Initially, castration was a dangerous operation that served to punish or subjugate. In China and other parts of the Far East, it was applied as an alternative to execution for prisoners of war. The techniques were very cruel: in some cases the genitals were smeared with faeces and then bitten off by a dog. But even with less unhygienic methods, by simply cutting or chopping off everything hanging between the victim’s legs, the chances of bleeding to death or developing gas gangrene were so high that the outcome differed little from a regular death sentence.
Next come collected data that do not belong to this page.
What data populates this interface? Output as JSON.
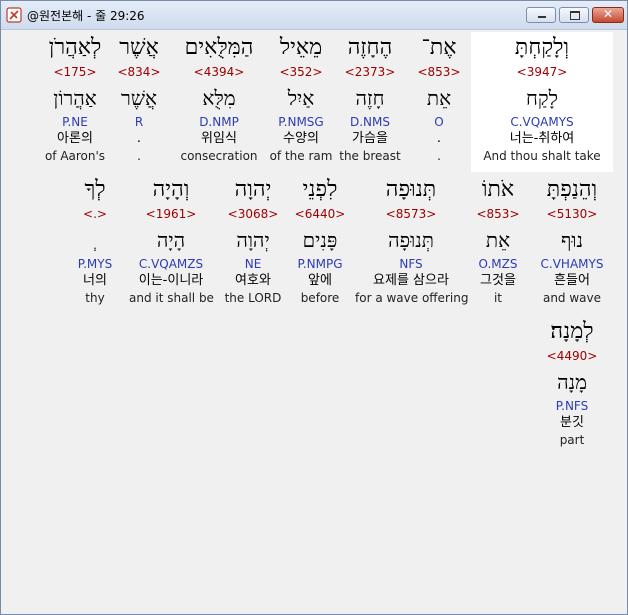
{
  "window": {
    "title": "@원전본해 - 줄 29:26",
    "icon_name": "bible-app-icon",
    "buttons": {
      "minimize": "minimize-icon",
      "maximize": "maximize-icon",
      "close_glyph": "✕"
    }
  },
  "rows": [
    {
      "words": [
        {
          "heb": "וְלָקַחְתָּ",
          "num": "<3947>",
          "root": "לָקַח",
          "morph": "C.VQAMYS",
          "kor": "너는-취하여",
          "eng": "And thou shalt take",
          "selected": true
        },
        {
          "heb": "אֶת־",
          "num": "<853>",
          "root": "אֵת",
          "morph": "O",
          "kor": ".",
          "eng": "."
        },
        {
          "heb": "הֶחָזֶה",
          "num": "<2373>",
          "root": "חָזֶה",
          "morph": "D.NMS",
          "kor": "가슴을",
          "eng": "the breast"
        },
        {
          "heb": "מֵאֵיל",
          "num": "<352>",
          "root": "אַיִל",
          "morph": "P.NMSG",
          "kor": "수양의",
          "eng": "of the ram"
        },
        {
          "heb": "הַמִּלֻּאִים",
          "num": "<4394>",
          "root": "מִלֻּא",
          "morph": "D.NMP",
          "kor": "위임식",
          "eng": "consecration"
        },
        {
          "heb": "אֲשֶׁר",
          "num": "<834>",
          "root": "אֲשֶׁר",
          "morph": "R",
          "kor": ".",
          "eng": "."
        },
        {
          "heb": "לְאַהֲרֹן",
          "num": "<175>",
          "root": "אַהֲרוֹן",
          "morph": "P.NE",
          "kor": "아론의",
          "eng": "of Aaron's"
        }
      ]
    },
    {
      "words": [
        {
          "heb": "וְהֵנַפְתָּ",
          "num": "<5130>",
          "root": "נוּף",
          "morph": "C.VHAMYS",
          "kor": "흔들어",
          "eng": "and wave"
        },
        {
          "heb": "אֹתוֹ",
          "num": "<853>",
          "root": "אֵת",
          "morph": "O.MZS",
          "kor": "그것을",
          "eng": "it"
        },
        {
          "heb": "תְּנוּפָה",
          "num": "<8573>",
          "root": "תְּנוּפָה",
          "morph": "NFS",
          "kor": "요제를 삼으라",
          "eng": "for a wave offering"
        },
        {
          "heb": "לִפְנֵי",
          "num": "<6440>",
          "root": "פָּנִים",
          "morph": "P.NMPG",
          "kor": "앞에",
          "eng": "before"
        },
        {
          "heb": "יְהוָה",
          "num": "<3068>",
          "root": "יְהוָה",
          "morph": "NE",
          "kor": "여호와",
          "eng": "the LORD"
        },
        {
          "heb": "וְהָיָה",
          "num": "<1961>",
          "root": "הָיָה",
          "morph": "C.VQAMZS",
          "kor": "이는-이니라",
          "eng": "and it shall be"
        },
        {
          "heb": "לְךָ",
          "num": "<.>",
          "root": "ְ",
          "morph": "P.MYS",
          "kor": "너의",
          "eng": "thy"
        }
      ]
    },
    {
      "words": [
        {
          "heb": "לְמָנָה׃",
          "num": "<4490>",
          "root": "מָנָה",
          "morph": "P.NFS",
          "kor": "분깃",
          "eng": "part"
        }
      ]
    }
  ]
}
Yet, since at least 2,500 years ago, there must have been ways of castrating men without such a great risk, since not all of them underwent the operation as a form of punishment and it was often of great importance that it was successful. Persian kings received annual ‘tax’ payments from their provinces in the form of a set number of castrated young men from the most prominent families in the country. On the Greek island of Chios, a man called Panionios made his fortune performing castrations, a profession that was scandalous by Greek standards. This self-proclaimed surgeon would buy the most attractive slaves at the local market, castrate them and sell them at a high price on the mainland in Asia Minor. We do not know how he performed the operation, but he was clearly so successful at it that he could live well from the trade. One of his victims ended up as a eunuch at the Persian court, where he worked his way up to become a confidant of King Xerxes, which allowed him the opportunity to take revenge on the surgeon who robbed him of his manhood. He returned to Chios, where he forced Panionios to castrate his own four sons, who then had to return the favour on their father.